Книга: Роковой сон
Назад: Глава 1
Дальше: Глава 3

Глава 2

После возвращения гонцов из Англии события стали развиваться быстрее. Гарольд ответил на письмо Вильгельма именно так, как предполагал герцог. Признавая, что принес клятву в Байе, эрл утверждал, однако, что его к этому принудили, а посему он не считает себя связанным какими-то обязательствами. Английским же престолом, писал Гарольд, он по своей воле распоряжаться не может, потому что тот принадлежит народу: он — единственный, кто может его даровать.
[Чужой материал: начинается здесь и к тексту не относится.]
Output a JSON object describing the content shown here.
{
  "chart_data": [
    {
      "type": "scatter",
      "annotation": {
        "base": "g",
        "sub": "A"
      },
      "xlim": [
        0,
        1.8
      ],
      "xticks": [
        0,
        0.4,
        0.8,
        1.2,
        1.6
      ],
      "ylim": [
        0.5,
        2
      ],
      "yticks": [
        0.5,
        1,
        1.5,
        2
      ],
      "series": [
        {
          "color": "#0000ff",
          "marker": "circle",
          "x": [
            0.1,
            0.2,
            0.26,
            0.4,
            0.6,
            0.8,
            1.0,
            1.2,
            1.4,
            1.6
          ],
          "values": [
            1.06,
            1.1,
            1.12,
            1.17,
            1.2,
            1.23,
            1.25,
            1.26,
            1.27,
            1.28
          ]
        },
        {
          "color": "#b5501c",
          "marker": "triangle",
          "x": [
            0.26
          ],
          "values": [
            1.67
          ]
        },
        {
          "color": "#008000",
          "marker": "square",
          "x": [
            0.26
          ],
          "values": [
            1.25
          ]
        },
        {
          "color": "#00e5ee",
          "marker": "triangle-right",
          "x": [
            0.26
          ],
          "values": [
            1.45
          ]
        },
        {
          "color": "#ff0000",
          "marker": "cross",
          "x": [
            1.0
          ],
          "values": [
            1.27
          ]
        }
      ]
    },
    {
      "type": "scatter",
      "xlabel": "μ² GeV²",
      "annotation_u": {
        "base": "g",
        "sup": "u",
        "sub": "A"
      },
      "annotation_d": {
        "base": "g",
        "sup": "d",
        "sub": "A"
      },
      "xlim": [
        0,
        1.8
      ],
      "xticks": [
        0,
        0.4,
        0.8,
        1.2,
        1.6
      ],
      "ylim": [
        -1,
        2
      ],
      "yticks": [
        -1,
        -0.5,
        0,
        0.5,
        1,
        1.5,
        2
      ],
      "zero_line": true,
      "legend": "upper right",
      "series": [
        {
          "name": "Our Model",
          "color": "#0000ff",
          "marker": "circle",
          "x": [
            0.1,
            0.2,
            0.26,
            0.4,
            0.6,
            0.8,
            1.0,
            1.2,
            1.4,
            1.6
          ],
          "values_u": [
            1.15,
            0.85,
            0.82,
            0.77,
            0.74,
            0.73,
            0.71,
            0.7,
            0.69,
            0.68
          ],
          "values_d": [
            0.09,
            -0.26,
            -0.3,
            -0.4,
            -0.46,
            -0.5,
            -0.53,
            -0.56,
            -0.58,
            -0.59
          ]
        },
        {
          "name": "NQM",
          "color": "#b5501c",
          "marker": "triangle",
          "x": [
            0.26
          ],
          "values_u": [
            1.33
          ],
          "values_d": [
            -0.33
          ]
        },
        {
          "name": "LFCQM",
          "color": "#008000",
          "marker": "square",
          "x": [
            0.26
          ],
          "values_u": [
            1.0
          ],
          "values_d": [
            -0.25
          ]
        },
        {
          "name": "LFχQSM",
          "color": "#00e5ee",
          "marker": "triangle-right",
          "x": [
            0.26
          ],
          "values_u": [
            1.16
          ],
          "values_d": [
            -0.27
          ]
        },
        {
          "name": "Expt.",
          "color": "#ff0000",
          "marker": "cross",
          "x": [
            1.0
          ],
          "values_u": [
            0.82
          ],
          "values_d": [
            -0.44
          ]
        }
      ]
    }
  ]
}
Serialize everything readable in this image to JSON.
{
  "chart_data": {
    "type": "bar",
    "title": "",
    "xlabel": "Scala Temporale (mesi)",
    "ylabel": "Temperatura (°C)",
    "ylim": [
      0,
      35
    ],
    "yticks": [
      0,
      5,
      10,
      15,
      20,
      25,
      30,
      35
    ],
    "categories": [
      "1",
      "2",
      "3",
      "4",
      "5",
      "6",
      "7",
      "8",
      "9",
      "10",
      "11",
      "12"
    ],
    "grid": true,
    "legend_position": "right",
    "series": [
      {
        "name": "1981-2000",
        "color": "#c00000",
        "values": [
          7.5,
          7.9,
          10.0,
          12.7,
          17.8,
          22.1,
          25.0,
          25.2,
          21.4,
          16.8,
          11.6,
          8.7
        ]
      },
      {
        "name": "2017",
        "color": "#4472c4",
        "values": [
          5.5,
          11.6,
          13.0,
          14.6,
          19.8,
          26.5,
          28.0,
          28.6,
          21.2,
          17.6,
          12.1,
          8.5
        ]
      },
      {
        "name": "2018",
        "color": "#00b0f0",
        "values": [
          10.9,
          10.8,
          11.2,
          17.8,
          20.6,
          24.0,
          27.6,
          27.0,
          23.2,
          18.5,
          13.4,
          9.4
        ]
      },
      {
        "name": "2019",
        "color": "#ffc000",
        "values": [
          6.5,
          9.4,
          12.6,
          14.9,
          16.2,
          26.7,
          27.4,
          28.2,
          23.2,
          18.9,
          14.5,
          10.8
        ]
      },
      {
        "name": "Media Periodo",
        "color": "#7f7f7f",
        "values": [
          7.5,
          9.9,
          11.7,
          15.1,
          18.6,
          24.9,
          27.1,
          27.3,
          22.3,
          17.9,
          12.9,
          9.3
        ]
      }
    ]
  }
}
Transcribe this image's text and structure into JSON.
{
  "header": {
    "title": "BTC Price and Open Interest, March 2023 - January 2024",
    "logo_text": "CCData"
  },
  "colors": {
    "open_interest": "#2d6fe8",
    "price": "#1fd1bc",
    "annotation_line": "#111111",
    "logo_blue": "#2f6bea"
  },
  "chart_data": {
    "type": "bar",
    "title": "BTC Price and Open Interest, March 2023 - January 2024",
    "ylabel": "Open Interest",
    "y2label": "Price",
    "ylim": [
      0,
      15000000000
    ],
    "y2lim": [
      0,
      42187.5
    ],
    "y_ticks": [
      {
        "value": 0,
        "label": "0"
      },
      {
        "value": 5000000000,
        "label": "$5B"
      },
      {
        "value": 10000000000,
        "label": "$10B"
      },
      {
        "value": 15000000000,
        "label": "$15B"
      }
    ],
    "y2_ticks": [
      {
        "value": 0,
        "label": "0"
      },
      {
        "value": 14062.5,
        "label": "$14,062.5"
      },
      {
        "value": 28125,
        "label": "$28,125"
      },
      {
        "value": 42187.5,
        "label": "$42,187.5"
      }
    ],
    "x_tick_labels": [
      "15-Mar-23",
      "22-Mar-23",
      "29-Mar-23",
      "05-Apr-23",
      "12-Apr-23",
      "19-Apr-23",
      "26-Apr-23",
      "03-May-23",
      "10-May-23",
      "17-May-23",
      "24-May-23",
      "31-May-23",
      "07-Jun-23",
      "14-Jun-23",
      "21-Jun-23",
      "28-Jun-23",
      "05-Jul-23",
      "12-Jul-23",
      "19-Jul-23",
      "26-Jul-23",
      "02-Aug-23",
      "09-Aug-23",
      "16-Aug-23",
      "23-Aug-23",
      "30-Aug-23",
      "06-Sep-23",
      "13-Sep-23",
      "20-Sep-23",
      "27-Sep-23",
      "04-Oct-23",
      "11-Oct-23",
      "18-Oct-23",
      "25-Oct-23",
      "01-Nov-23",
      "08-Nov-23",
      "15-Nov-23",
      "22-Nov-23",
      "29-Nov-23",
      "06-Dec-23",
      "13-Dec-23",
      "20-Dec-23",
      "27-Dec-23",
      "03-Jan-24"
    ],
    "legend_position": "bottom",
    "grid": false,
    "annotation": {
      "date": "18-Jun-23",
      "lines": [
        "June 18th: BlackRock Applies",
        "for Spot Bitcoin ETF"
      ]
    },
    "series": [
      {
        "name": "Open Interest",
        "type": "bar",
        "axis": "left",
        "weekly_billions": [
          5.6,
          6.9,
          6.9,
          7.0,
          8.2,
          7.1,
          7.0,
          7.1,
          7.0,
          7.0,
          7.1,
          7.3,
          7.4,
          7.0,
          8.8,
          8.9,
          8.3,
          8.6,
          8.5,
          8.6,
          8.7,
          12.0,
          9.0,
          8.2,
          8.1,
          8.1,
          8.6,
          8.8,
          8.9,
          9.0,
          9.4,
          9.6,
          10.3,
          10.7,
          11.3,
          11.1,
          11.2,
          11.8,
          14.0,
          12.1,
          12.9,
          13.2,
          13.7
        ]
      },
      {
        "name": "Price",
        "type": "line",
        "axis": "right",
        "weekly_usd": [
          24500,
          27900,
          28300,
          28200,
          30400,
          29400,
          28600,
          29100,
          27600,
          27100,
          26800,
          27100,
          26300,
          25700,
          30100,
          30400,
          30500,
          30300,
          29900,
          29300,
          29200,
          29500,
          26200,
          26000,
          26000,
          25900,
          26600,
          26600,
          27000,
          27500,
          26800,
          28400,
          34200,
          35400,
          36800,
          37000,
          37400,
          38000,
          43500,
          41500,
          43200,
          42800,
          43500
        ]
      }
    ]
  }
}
Что касается леди Аделы, эрл сообщал, что не мог жениться на ней без одобрения совета, а тот просил его взять в жены англичанку.
Герцог внимательно изучил ответ и передал его заботам Ланфранка. Письмо собрались отправить в Рим, для чего, собственно, его и выуживали у Гарольда.
Ланфранк некоторое время молча читал и наконец подвел итог:
— Лучше и быть не могло. Он признался, что дал клятву.
Епископ положил письмо в шкатулку и запер ее золотым ключиком, висевшим на цепочке, обвивающей его шею. Некоторое время он размышлял, машинально поглаживая рукой рясу, затем медленно произнес:
— У меня сложилось мнение, сын мой, что лучше всего вам направить в Рим Жильбера, архиепископа Лизье.
— Я думал послать вас, отче, как это уже бывало прежде.
— Н-нет. — Ланфранк аккуратно соединил кончики пальцев обеих рук. — Вероятно, сын мой, меня слишком хорошо там знают. Пускай идет Жильбер, под моей опекой, разумеется. Тогда кардиналы не поднимут крик: «Берегитесь Жильбера! Для нас он слишком хитер».
Герцог расхохотался.
— Тогда дайте ему свои указания, в таких делах я целиком полагаюсь на вас.
Приор ушел своей величавой походкой, бережно держа под мышкой шкатулку.
Вскоре герцог созвал совет из самых близких людей, и что там обсуждалось, никто не знал. Присутствовали его сводные братья, Роберт и Одо, муж его сестры, виконт Авранш, кузены — Ю и Эвре. Кроме ближайших родственников, были сенешаль, лорды Бомон, Лонгевиль, Монфор, Варенн, Монтгомери и Гранмениль. Поскольку все они придерживались того же мнения, что и герцог, то было решено созвать второй, общий совет в Лильбоне, в просторном новом дворце, специально построенном для подобных целей в нескольких лигах от Руана.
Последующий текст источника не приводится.